Supporting the biggest rival
The newly crowned champion went with his dad and team leader to a restaurant and celebrated with "lots of soda and nice food". "We talked about how far we've come and how amazing is to represent Israel and be a part of history. I still don't believe it. All day I'm kind of blank. Coming from ninth to first - I didn't expect that", Samohin shared his feelings the day after his big victory.
He showed his class during the long wait while his fellow competitors finished their long programs. "Of course I was anxious, but I wasn't like: Oh, I need to be first! I said, whatever happens, it happens. I skated a really nice program and I'm happy with it. I was cheering on the rest of the skaters and trying to help them. Dima [Aliev] wasn't having his best skate so I was screaming: Come on, Dima!" Some other people were shocked that he supported his main rival, but Samohin thinks differently. "Yes, it is competitive, but I like being fair. Everyone works really hard."
Samohin's birthday is on March 12th, so it is not unusual for him to celebrate his birthday at the Junior Worlds. At his first Junior Worlds he skated the short program on his birthday. At practice the announcer said: "Next to skate, Daniel Samohin! Happy birthday!" Samohin was a bit confused, everyone started clapping, but he concentrated on his run-through. In Debrecen he was presented with a cake. He couldn't taste it before the competition, because he is not supposed to eat sweets, but he put it in the fridge. As a new junior world champion he could afford some bites of the birthday cake.
Samohin was the first competitor to arrive in Debrecen. "The waiting was not too long. It was easier to get used to the time change. The second day was hard, I was sleepy all day, but then it helped me a lot." He had some time to look around in the city center, too.

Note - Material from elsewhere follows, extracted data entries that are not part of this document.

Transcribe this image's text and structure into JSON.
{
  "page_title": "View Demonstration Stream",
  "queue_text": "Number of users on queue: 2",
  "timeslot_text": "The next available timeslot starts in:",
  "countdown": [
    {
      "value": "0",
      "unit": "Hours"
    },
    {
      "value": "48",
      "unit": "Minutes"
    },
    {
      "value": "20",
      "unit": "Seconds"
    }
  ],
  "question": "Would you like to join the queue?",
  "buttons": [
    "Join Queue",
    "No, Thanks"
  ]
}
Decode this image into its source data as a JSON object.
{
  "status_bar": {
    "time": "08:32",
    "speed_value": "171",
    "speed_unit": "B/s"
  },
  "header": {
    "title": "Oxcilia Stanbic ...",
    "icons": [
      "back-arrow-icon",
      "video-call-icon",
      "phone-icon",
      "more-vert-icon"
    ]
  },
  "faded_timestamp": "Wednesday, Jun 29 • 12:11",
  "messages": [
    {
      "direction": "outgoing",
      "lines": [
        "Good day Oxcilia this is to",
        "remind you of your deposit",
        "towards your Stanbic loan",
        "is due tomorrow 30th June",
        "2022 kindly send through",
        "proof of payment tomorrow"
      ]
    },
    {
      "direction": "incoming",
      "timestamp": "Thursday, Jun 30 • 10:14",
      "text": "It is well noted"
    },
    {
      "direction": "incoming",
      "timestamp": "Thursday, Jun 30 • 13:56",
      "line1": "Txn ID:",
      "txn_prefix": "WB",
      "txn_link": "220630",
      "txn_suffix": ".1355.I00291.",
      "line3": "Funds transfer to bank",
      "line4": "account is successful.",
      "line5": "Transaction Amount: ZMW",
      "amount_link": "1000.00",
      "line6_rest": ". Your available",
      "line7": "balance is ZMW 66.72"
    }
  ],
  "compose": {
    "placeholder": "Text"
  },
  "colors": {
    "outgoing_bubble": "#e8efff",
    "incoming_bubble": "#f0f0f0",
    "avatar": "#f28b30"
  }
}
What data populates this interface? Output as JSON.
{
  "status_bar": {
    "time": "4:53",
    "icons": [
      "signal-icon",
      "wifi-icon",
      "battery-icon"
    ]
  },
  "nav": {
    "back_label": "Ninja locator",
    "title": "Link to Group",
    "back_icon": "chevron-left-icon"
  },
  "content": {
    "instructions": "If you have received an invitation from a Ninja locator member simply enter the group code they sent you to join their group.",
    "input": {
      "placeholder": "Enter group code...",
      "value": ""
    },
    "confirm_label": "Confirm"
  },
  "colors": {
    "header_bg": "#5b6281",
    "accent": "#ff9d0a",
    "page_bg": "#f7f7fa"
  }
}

The location of the event was special for Samohin, because Israel had a judge of Hungarian origin, Katalin Alpern. She passed away in 2015, but she talked a lot with the skaters about Debrecen. "I talked to her in Stockholm. She told me the next year Junior Worlds would be in Debrecen, in her home country. She didn't say she wanted me to win, but she said she would really love it if I could earn a good placement. Then I found out she had cancer and she passed away... So I wanted to do my best also for her," Samohin said. He underlined that Alpern had always been very supportive towards all the Israeli skaters and helped a lot with technical issues.
Samohin has ambitious plans for the future. Quads inspire him and he wants to keep adding more quads into his routines. "Eventually the plan is five quads, but I will add just one in a season. Next season maybe I'll jump three different quads in the free," he revealed.
He is creative also off the ice - he's started to run his own clothing brand. "With a friend of mine we always wanted to do something different, so we started the company White Wolf, Black Wolf. Wolf is my favourite animal because it never betrays its pack. Once he does, they kick him out. With my family and friends we are really close, and we don't betray each other. That's how it came up," he explained the story behind his brand.
But his priority is still skating - and if he manages to perform programs like his free skate in Debrecen then he will soon stand on the podium at senior events, too.